Verona Pharma: Preparing a potentially novel COPD medicine for market

2 minutes read

A much-anticipated new potential drug for COPD moved a step closer to the market after Verona Pharma submitted its New Drug Application  to the U.S. FDA, seeking approval of ensifentrine as a maintenance therapy. In the latest episode of Optimum Perspectives podcast, Eva Haas caught up with Chris Martin, Senior Vice President of Commercial, who discussed how the company plans to launch this potential novel COPD medicine.

Ensifentrine, if approved, could be the first new therapy for COPD in more than a decade and has been shown to improve lung function and reduce risks of exacerbations in two phase III trials.

With the FDA likely to make a decision on ensifentrine in the first half of 2024, Verona is gearing up for the next stage in the company’s development as it prepares for a potential launch following FDA approval.

A first-in-class, inhaled, dual non-steroidal inhibitor of the phosphodiesterase 3 (PDE3) and phosphodiesterase 4 (PDE4), ensifentrine combines bronchodilator and anti-inflammatory properties in one compound, differentiating it from other drugs used to treat COPD.

Data from the Phase III ENHANCE-1 and ENHANCE-2 clinical trials showed ensifentrine improved lung function and reduced the risks of exacerbations, which lead to poorer patient outcomes and are costly for healthcare systems due to unplanned hospital visits.

Verona plans to build a sales force to support launch, with around 100 representatives needed to cover the U.S. and around 12-13,000 healthcare providers.

According to Martin, Verona can compete with some of the large pharma companies in respiratory diseases because this sales force will be efficient, using the latest techniques, such as omnichannel marketing to communicate with physicians and patients.

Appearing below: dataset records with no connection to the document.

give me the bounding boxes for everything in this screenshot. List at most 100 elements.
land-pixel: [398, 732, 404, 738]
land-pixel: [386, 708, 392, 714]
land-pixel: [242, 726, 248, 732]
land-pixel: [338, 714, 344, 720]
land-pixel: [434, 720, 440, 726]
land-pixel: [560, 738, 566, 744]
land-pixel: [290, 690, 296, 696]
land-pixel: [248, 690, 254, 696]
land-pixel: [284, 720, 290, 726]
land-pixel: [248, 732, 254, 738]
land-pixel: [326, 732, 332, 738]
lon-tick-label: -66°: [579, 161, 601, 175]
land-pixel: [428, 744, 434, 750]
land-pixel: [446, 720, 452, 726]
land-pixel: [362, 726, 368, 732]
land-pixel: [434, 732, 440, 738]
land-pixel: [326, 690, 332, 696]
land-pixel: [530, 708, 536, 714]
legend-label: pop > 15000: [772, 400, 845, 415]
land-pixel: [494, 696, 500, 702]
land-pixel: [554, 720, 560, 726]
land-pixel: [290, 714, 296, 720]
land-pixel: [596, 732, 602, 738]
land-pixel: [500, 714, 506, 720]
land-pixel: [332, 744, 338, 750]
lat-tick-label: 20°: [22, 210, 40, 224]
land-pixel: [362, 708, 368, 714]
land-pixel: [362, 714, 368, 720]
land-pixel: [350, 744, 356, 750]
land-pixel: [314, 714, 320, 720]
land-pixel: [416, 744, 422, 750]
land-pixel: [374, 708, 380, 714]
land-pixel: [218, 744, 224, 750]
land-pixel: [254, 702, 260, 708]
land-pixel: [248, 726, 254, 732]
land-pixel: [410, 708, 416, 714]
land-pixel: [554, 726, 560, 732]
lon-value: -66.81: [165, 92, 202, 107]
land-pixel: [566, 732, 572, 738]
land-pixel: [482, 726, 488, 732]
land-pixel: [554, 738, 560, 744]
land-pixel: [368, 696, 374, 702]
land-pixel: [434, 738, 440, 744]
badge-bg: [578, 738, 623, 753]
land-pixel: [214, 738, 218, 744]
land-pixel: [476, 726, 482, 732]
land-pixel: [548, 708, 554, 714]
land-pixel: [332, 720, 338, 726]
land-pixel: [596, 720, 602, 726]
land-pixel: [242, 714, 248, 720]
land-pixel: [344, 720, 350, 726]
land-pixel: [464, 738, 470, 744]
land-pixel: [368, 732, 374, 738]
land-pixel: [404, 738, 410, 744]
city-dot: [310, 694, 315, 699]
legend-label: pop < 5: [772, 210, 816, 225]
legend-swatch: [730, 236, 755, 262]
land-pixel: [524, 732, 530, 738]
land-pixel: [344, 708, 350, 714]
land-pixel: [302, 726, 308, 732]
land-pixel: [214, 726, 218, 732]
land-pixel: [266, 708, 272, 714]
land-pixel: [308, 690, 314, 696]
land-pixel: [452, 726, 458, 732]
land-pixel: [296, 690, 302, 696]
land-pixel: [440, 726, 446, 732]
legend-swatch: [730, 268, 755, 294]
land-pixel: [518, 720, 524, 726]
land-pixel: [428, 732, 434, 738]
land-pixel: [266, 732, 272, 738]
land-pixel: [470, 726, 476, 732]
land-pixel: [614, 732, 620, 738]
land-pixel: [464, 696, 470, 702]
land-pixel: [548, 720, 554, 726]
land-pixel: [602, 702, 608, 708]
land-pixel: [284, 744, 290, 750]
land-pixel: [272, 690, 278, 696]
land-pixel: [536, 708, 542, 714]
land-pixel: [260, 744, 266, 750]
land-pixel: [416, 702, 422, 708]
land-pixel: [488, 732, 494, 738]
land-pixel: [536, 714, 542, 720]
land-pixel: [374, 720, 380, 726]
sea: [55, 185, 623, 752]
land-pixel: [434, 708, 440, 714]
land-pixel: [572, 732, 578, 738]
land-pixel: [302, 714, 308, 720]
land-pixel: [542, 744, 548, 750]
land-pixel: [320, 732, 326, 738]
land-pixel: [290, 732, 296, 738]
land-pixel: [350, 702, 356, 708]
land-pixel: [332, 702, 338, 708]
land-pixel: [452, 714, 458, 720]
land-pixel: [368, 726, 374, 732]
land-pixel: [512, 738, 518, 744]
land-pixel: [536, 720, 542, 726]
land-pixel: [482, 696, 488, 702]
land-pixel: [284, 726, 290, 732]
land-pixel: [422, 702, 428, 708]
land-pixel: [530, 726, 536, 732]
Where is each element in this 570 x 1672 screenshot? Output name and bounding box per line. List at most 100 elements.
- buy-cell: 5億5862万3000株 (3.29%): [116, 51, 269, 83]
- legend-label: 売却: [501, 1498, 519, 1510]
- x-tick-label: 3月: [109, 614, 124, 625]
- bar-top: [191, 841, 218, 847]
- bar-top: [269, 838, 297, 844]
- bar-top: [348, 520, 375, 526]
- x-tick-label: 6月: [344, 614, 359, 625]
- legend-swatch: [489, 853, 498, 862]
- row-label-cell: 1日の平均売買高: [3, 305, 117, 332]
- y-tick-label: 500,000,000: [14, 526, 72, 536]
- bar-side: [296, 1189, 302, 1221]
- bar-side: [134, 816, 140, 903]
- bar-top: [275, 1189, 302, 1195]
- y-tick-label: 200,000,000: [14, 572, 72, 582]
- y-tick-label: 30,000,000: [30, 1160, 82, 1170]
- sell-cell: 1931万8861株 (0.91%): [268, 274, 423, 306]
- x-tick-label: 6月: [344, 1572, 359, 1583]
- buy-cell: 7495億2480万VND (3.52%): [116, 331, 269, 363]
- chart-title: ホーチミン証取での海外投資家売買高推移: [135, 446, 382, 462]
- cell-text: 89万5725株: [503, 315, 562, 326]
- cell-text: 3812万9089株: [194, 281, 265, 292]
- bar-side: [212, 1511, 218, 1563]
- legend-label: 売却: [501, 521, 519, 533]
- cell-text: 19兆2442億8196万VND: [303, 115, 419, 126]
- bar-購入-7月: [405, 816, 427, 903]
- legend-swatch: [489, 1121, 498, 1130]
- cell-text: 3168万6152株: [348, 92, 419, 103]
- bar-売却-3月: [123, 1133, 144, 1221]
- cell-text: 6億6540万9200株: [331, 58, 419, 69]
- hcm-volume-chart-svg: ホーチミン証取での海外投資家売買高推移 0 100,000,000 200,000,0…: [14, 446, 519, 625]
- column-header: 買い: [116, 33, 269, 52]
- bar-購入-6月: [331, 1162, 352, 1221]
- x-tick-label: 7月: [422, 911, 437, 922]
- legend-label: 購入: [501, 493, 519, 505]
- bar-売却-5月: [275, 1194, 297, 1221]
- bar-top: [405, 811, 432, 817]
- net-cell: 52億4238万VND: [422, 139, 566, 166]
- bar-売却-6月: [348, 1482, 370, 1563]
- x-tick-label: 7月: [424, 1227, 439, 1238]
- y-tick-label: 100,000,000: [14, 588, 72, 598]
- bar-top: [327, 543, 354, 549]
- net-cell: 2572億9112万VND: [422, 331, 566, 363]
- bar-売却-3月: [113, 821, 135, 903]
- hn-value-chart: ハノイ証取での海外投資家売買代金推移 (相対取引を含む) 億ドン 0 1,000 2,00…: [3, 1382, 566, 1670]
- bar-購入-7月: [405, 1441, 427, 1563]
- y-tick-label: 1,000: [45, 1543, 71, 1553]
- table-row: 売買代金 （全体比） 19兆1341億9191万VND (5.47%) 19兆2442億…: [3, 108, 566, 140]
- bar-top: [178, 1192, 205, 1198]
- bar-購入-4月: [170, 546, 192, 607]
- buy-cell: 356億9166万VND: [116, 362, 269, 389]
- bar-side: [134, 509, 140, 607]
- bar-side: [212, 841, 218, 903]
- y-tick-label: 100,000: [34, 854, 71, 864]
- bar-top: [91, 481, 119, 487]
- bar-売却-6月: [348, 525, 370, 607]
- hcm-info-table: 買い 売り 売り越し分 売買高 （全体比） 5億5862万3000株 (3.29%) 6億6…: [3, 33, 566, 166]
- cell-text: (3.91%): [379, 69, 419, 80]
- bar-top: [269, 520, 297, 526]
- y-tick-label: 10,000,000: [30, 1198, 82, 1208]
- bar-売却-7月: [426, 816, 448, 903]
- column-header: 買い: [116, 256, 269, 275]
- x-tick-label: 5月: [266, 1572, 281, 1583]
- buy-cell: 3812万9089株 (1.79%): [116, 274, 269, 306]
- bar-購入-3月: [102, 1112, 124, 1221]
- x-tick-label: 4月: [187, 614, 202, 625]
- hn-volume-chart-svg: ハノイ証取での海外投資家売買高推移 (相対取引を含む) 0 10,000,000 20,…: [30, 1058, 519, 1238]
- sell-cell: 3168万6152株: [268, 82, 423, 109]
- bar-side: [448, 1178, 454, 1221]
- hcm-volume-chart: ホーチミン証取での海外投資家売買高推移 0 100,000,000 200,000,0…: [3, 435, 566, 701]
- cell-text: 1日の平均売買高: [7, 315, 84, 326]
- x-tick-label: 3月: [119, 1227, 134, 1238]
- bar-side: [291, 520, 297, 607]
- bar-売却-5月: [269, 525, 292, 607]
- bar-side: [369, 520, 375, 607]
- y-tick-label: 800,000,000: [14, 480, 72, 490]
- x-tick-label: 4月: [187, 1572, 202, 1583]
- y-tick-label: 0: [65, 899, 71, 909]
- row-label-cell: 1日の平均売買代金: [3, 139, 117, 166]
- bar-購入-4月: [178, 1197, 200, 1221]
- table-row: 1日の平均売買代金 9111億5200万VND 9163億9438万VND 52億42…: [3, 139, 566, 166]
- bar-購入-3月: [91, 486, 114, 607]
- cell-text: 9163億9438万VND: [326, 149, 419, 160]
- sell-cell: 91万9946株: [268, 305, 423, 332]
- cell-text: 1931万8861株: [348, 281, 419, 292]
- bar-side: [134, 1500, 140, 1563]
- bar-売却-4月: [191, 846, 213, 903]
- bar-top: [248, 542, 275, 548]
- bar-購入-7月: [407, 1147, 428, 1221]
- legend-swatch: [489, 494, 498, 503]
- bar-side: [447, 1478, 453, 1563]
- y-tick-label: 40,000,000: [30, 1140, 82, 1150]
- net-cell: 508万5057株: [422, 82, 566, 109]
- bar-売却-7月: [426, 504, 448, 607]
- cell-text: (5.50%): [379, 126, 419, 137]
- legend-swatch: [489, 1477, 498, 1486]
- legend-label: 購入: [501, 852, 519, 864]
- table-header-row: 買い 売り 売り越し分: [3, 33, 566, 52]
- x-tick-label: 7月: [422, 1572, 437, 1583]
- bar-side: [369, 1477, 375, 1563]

“COVID has taught us that deploying a representative should not only be face to face, but also virtually, like we do every day with our meetings. Physicians are more than likely to be willing to meet with us in virtual and live environments.”

Martin also addressed the issue of potential competition from biologic drugs such as Sanofi’s Dupixent, which is already approved to treat asthma.

These are likely to be restricted to the sickest COPD patients, who have had multiple exacerbations and are not responding to other drugs.

Compare this with ensifentrine, which could potentially treat a broad section of the population with COPD,  which affects around 12.5 million people in the U.S. alone according to the American Lung Association.

Going forward, the company has the financial capacity to market the drug, with around $270 million in cash and a debt facility of around $130 million to bankroll the launch.

That is enough to get the company through commercialization and to at least the end of 2025.

“It allows us to fund commercial and precommercial opportunities that are needed to ensure ensifentrine is successful,” Martin said.